A nervous snort. A throat cleared. I lay curled on my side, feeling every bump in the road. After a few moments, the car slowed and I heard the radio turn on. Indigo greeted someone, his voice bright as the Jalalabad sun.
I listened carefully and tried to imagine what was happening. I heard no shouting or panic. Footsteps moved around the car, approaching the trunk door. I held my breath, praying my legs or head were not visible between the duffel bags and backpacks.
“Hey, hey, American!” an accented voice called out. My mind flashed with visions of palace guards, uniforms that belied allegiance.
There were two loud thumps against the back of the van. Indigo shouted something.
If I had to run, I would run. If I had to fight, I would fight. The drum in my chest beat insistently. My head twirled with a strange kind of vertigo, as if I were falling from the sky.
Chapter 22
“Oh, Indigo. You look like you’re going to lose your lunch,” Tilly chided, giving his shoulder a squeeze. “Did you think we wouldn’t make it into Pakistan?”
The overlanders looked exhausted, as if the five hours we’d spent together since Kabul had been more like five years.
In truth, it was the five minutes we’d spent at the border that had really sapped their strength. I’d heard Tilly at the rear of the van talking about needing some fresh air. She described the van careening into the side of the mountain. I thought I heard
a tremble in her voice. Her voice was so close, inches away. She said she had a terrible headache and hoped to see a doctor as soon as they crossed into Pakistan.
How kind of you, she’d said. How did you know I was thirsty?
I could imagine the soldiers looking at her silver hair, the Band-Aid on her forehead. Any self-respecting Afghan man wouldn’t keep a withering elder on her feet for long or badger her with questions. Even I wanted to offer her a chair.
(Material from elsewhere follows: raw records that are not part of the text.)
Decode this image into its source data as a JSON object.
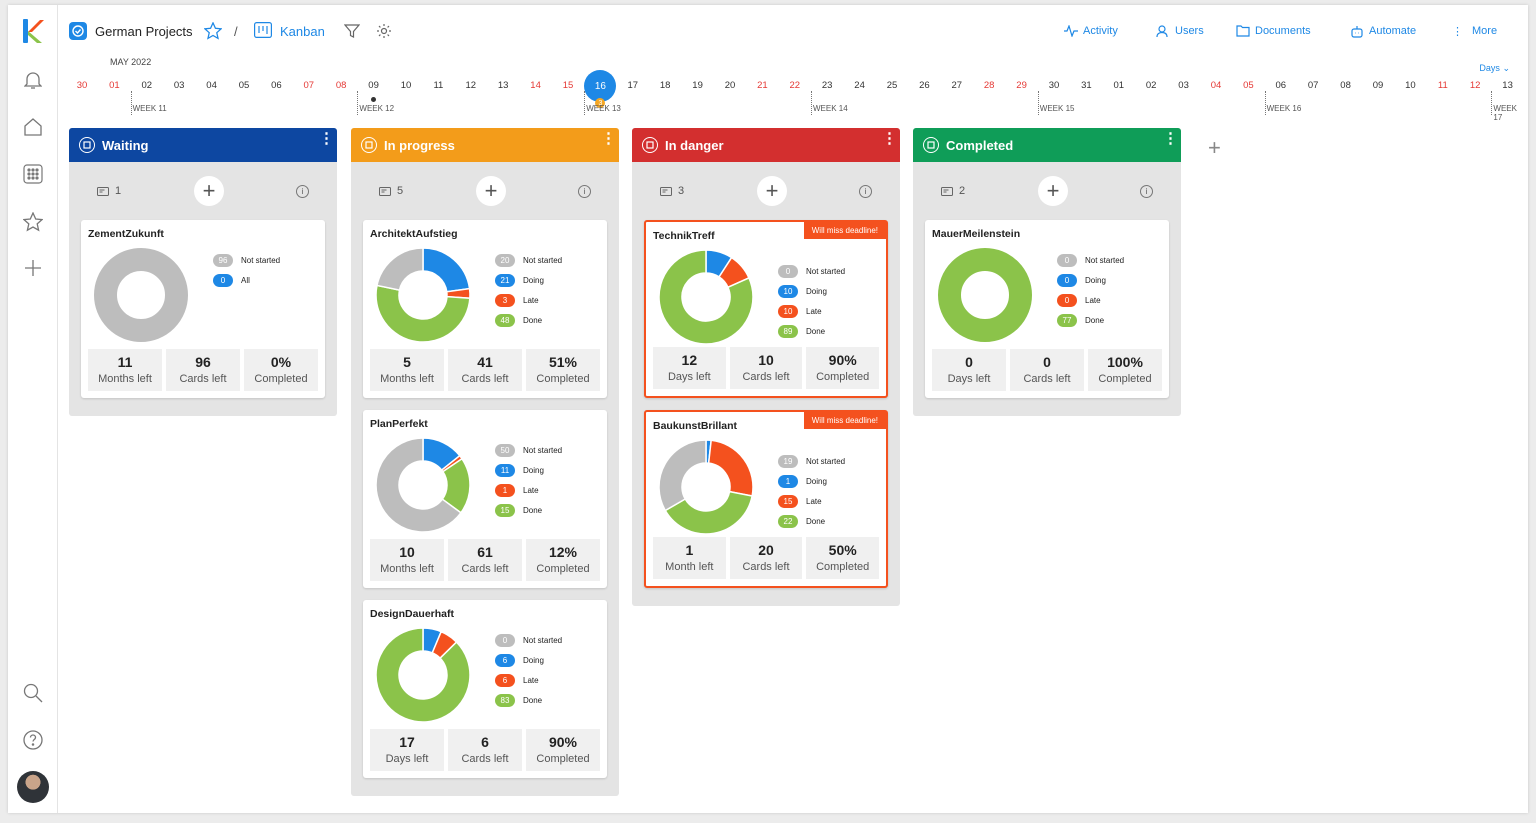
{
  "header": {
    "project": "German Projects",
    "separator": "/",
    "view": "Kanban",
    "nav": [
      "Activity",
      "Users",
      "Documents",
      "Automate",
      "More"
    ]
  },
  "timeline": {
    "month": "MAY 2022",
    "selector": "Days",
    "days": [
      {
        "d": "30",
        "we": true
      },
      {
        "d": "01",
        "we": true
      },
      {
        "d": "02"
      },
      {
        "d": "03"
      },
      {
        "d": "04"
      },
      {
        "d": "05"
      },
      {
        "d": "06"
      },
      {
        "d": "07",
        "we": true
      },
      {
        "d": "08",
        "we": true
      },
      {
        "d": "09"
      },
      {
        "d": "10"
      },
      {
        "d": "11"
      },
      {
        "d": "12"
      },
      {
        "d": "13"
      },
      {
        "d": "14",
        "we": true
      },
      {
        "d": "15",
        "we": true
      },
      {
        "d": "16"
      },
      {
        "d": "17"
      },
      {
        "d": "18"
      },
      {
        "d": "19"
      },
      {
        "d": "20"
      },
      {
        "d": "21",
        "we": true
      },
      {
        "d": "22",
        "we": true
      },
      {
        "d": "23"
      },
      {
        "d": "24"
      },
      {
        "d": "25"
      },
      {
        "d": "26"
      },
      {
        "d": "27"
      },
      {
        "d": "28",
        "we": true
      },
      {
        "d": "29",
        "we": true
      },
      {
        "d": "30"
      },
      {
        "d": "31"
      },
      {
        "d": "01"
      },
      {
        "d": "02"
      },
      {
        "d": "03"
      },
      {
        "d": "04",
        "we": true
      },
      {
        "d": "05",
        "we": true
      },
      {
        "d": "06"
      },
      {
        "d": "07"
      },
      {
        "d": "08"
      },
      {
        "d": "09"
      },
      {
        "d": "10"
      },
      {
        "d": "11",
        "we": true
      },
      {
        "d": "12",
        "we": true
      },
      {
        "d": "13"
      }
    ],
    "weeks": [
      "WEEK 11",
      "WEEK 12",
      "WEEK 13",
      "WEEK 14",
      "WEEK 15",
      "WEEK 16",
      "WEEK 17"
    ],
    "today": "16",
    "today_badge": "3"
  },
  "colors": {
    "not_started": "#bdbdbd",
    "doing": "#1e88e5",
    "late": "#f4511e",
    "done": "#8bc34a"
  },
  "legend_labels": {
    "not_started": "Not started",
    "doing": "Doing",
    "late": "Late",
    "done": "Done",
    "all": "All"
  },
  "deadline_text": "Will miss deadline!",
  "columns": [
    {
      "name": "Waiting",
      "color": "#0d47a1",
      "count": "1",
      "cards": [
        {
          "title": "ZementZukunft",
          "simple": true,
          "not_started": 96,
          "all": 0,
          "stats": [
            [
              "11",
              "Months left"
            ],
            [
              "96",
              "Cards left"
            ],
            [
              "0%",
              "Completed"
            ]
          ]
        }
      ]
    },
    {
      "name": "In progress",
      "color": "#f39c1a",
      "count": "5",
      "cards": [
        {
          "title": "ArchitektAufstieg",
          "not_started": 20,
          "doing": 21,
          "late": 3,
          "done": 48,
          "stats": [
            [
              "5",
              "Months left"
            ],
            [
              "41",
              "Cards left"
            ],
            [
              "51%",
              "Completed"
            ]
          ]
        },
        {
          "title": "PlanPerfekt",
          "not_started": 50,
          "doing": 11,
          "late": 1,
          "done": 15,
          "stats": [
            [
              "10",
              "Months left"
            ],
            [
              "61",
              "Cards left"
            ],
            [
              "12%",
              "Completed"
            ]
          ]
        },
        {
          "title": "DesignDauerhaft",
          "not_started": 0,
          "doing": 6,
          "late": 6,
          "done": 83,
          "stats": [
            [
              "17",
              "Days left"
            ],
            [
              "6",
              "Cards left"
            ],
            [
              "90%",
              "Completed"
            ]
          ]
        }
      ]
    },
    {
      "name": "In danger",
      "color": "#d32f2f",
      "count": "3",
      "cards": [
        {
          "title": "TechnikTreff",
          "danger": true,
          "not_started": 0,
          "doing": 10,
          "late": 10,
          "done": 89,
          "stats": [
            [
              "12",
              "Days left"
            ],
            [
              "10",
              "Cards left"
            ],
            [
              "90%",
              "Completed"
            ]
          ]
        },
        {
          "title": "BaukunstBrillant",
          "danger": true,
          "not_started": 19,
          "doing": 1,
          "late": 15,
          "done": 22,
          "stats": [
            [
              "1",
              "Month left"
            ],
            [
              "20",
              "Cards left"
            ],
            [
              "50%",
              "Completed"
            ]
          ]
        }
      ]
    },
    {
      "name": "Completed",
      "color": "#0f9d58",
      "count": "2",
      "cards": [
        {
          "title": "MauerMeilenstein",
          "not_started": 0,
          "doing": 0,
          "late": 0,
          "done": 77,
          "stats": [
            [
              "0",
              "Days left"
            ],
            [
              "0",
              "Cards left"
            ],
            [
              "100%",
              "Completed"
            ]
          ]
        }
      ]
    }
  ]
}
The van rumbled along in silence. I avoided looking at the others, feeling like I caused a whole lot of trouble everywhere I went.
Indigo parked the van across the street from the American embassy, a long brick building two stories high. We stood under a plane tree on a street with gated embassies on either side of this compound. Cars and people moved in both directions on the tree-lined road. The embassy was bordered by a brick wall. Police officers who looked to be Pakistani guarded the gray metal gate at the entrance, and an American flag was hoisted high a few meters behind the gate.
“When you doubt what kind of person you are, come back to this moment,” Tilly said to Indigo and Patricia. She spoke as if she were a coach, sending her battered players into the final quarter. “This precious girl is out of danger because you came for her. This is who you really are.”
Patricia wrapped her arms around Tilly and me and squeezed us tight. The gesture surprised me. She smelled of talc and incense, smoke and flowers, and with my face buried in the soft cotton of her tunic, I was a shade embarrassed once I realized I was clinging to her. I let go and stood at Tilly’s side.
The other couple looked relieved to see us go, waving to us from inside the van. They were going to spend a week in Islamabad and maybe venture into the countryside. Indigo needed to get the vehicle fixed before they went back to Kabul and retraced their steps to Turkey. Patricia’s eyes misted when she talked about going home to the United States.
“You’re one tough cookie,” Indigo said as he gave Tilly a hug.